Gresik — Belajar Sains tidak selalu harus berlangsung di dalam kelas. SMA Assaadah Bungah menghadirkan pengalaman belajar yang lebih menarik dan kontekstual melalui kegiatan praktikum Kimia di ruang laboratorium. Siswa kelas XII-2 diajak mempelajari materi Sifat Koligatif Larutan melalui praktik secara langsung.
Kegiatan pembelajaran ini memberikan kesempatan kepada siswa untuk menghubungkan konsep-konsep Kimia yang dipelajari secara teoritis dengan fenomena yang dapat diamati melalui kegiatan eksperimen. Dengan demikian, siswa tidak sekadar menghafal konsep, tetapi memperoleh pengalaman langsung dalam memahami bagaimana prinsip Kimia bekerja.
Suasana laboratorium pun terlihat lebih hidup. Para siswa tampak antusias mengikuti setiap tahapan praktikum, melakukan pengamatan, berdiskusi, serta mencatat hasil kegiatan. Pembelajaran secara langsung tersebut membuat materi yang sebelumnya bersifat abstrak menjadi lebih mudah dipahami dan menarik untuk dipelajari.
Guru pengampu (Laboran), Ibu Nur Hamidah, M.T., menjelaskan bahwa pembelajaran berbasis praktik menjadi salah satu cara untuk membuat siswa lebih dekat dengan konsep Sains.
“Materi Sifat Koligatif Larutan akan lebih mudah dipahami ketika siswa dapat melihat dan mengalami prosesnya secara langsung. Praktikum memberikan kesempatan kepada siswa untuk mengamati, mencoba, berdiskusi, kemudian menghubungkan hasil pengamatan dengan teori yang telah dipelajari,” ungkapnya.

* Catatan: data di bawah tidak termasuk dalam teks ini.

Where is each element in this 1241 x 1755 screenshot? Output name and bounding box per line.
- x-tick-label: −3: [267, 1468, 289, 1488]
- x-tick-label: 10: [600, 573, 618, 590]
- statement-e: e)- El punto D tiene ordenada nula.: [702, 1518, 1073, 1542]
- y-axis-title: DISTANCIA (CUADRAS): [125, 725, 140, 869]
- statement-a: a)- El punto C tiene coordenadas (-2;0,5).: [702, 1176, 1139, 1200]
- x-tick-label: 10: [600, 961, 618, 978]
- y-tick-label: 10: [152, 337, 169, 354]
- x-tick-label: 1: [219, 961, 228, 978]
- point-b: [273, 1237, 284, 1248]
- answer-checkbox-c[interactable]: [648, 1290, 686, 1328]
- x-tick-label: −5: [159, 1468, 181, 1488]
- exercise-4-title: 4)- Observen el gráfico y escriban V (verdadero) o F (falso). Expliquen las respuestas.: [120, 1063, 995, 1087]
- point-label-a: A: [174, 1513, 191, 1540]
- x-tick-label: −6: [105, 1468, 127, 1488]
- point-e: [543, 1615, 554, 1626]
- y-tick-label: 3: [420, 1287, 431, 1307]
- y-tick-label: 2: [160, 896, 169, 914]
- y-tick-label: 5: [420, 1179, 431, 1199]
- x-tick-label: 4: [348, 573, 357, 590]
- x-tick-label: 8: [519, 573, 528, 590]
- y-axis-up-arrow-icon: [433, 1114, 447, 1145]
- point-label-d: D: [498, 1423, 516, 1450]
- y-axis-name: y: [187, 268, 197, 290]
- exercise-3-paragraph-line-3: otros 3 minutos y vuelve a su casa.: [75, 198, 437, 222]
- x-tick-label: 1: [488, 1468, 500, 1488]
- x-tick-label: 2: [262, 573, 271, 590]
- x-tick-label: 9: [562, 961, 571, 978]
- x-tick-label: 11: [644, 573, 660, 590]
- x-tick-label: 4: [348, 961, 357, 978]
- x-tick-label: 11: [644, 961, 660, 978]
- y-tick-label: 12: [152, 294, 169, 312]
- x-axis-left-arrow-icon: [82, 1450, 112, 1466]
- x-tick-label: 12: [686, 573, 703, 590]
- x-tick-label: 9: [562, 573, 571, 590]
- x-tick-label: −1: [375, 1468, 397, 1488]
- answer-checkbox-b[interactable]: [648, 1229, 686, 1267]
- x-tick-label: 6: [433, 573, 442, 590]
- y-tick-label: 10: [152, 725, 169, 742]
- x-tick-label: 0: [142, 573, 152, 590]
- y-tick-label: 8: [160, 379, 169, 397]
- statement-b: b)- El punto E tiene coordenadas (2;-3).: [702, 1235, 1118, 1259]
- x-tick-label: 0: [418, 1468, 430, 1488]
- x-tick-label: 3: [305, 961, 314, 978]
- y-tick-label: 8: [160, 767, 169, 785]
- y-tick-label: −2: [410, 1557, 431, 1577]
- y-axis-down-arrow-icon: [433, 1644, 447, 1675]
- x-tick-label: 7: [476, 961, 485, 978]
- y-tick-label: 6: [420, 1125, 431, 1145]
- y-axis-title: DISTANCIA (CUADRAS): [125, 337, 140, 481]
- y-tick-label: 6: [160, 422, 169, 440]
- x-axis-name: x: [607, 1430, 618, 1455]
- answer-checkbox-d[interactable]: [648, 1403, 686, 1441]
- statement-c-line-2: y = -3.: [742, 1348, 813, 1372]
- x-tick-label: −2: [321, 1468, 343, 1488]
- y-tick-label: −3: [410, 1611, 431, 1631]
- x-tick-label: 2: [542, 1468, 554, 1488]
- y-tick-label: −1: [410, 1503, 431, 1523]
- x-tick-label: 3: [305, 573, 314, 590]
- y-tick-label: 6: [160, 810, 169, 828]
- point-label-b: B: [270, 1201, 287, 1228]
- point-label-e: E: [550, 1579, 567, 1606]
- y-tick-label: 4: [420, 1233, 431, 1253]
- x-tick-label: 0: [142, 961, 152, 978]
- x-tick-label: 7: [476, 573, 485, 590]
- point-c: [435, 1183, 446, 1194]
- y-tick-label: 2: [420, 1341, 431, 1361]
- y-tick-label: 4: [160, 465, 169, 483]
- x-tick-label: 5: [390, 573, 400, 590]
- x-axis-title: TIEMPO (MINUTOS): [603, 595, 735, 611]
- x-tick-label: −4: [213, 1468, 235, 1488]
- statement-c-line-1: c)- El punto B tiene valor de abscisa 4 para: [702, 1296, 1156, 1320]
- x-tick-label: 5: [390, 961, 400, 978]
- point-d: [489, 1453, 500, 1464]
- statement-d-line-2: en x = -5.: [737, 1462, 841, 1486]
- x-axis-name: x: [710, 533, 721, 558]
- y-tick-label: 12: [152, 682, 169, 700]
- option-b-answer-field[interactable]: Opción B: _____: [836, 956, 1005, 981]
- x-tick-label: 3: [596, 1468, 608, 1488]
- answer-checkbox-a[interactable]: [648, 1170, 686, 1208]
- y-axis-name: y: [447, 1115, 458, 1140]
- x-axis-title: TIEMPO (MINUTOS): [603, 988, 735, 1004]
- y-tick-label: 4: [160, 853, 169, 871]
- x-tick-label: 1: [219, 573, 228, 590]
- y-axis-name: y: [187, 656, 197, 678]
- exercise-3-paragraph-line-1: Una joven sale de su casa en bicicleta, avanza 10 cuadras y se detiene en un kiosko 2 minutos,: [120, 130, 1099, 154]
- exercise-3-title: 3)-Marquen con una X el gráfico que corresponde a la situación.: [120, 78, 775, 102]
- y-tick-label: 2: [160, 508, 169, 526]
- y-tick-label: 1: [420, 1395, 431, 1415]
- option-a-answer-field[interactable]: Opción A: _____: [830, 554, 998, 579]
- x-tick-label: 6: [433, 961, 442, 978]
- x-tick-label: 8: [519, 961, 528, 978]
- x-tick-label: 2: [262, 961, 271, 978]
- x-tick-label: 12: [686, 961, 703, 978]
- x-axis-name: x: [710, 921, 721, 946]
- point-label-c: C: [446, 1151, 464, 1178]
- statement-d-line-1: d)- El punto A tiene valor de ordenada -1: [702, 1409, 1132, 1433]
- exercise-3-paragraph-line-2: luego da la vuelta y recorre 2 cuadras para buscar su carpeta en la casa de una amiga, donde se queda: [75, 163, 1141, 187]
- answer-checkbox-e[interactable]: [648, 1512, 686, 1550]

Menurutnya, kegiatan di laboratorium juga memberikan ruang bagi siswa untuk mengembangkan keterampilan proses Sains, seperti melakukan pengamatan, mengolah informasi, bekerja sama, serta menarik kesimpulan berdasarkan hasil praktik.
Antusiasme siswa dalam mengikuti kegiatan tersebut menjadi salah satu indikator bahwa pembelajaran kontekstual dapat menciptakan pengalaman belajar yang lebih menyenangkan. Siswa tidak hanya menjadi penerima informasi, tetapi terlibat secara aktif dalam proses menemukan dan memahami konsep.
Sementara itu, Waka Kurikulum SMA Assaadah Bungah, Ibu Mela Alista, S.Si., memberikan apresiasi terhadap pembelajaran Kimia yang memanfaatkan fasilitas laboratorium sekolah.
“Pembelajaran seperti ini sangat penting karena siswa mendapatkan pengalaman nyata. Kurikulum tidak hanya berbicara tentang penguasaan materi, tetapi juga bagaimana siswa mampu menerapkan pengetahuan, berpikir kritis, bekerja sama, dan memecahkan persoalan melalui pengalaman belajar,” jelasnya.
Ia menambahkan bahwa optimalisasi laboratorium merupakan bagian dari upaya sekolah menghadirkan pembelajaran yang aktif dan bermakna.
Melalui praktikum Sifat Koligatif Larutan, SMA Assaadah Bungah menunjukkan bahwa pembelajaran Sains dapat dikemas secara asyik, aktif, dan kontekstual. Laboratorium bukan sekadar ruang praktik, tetapi menjadi tempat bagi siswa untuk bereksperimen, menemukan pengetahuan, dan membangun pengalaman ilmiah yang dapat menjadi bekal menghadapi perkembangan Sains dan teknologi di masa depan.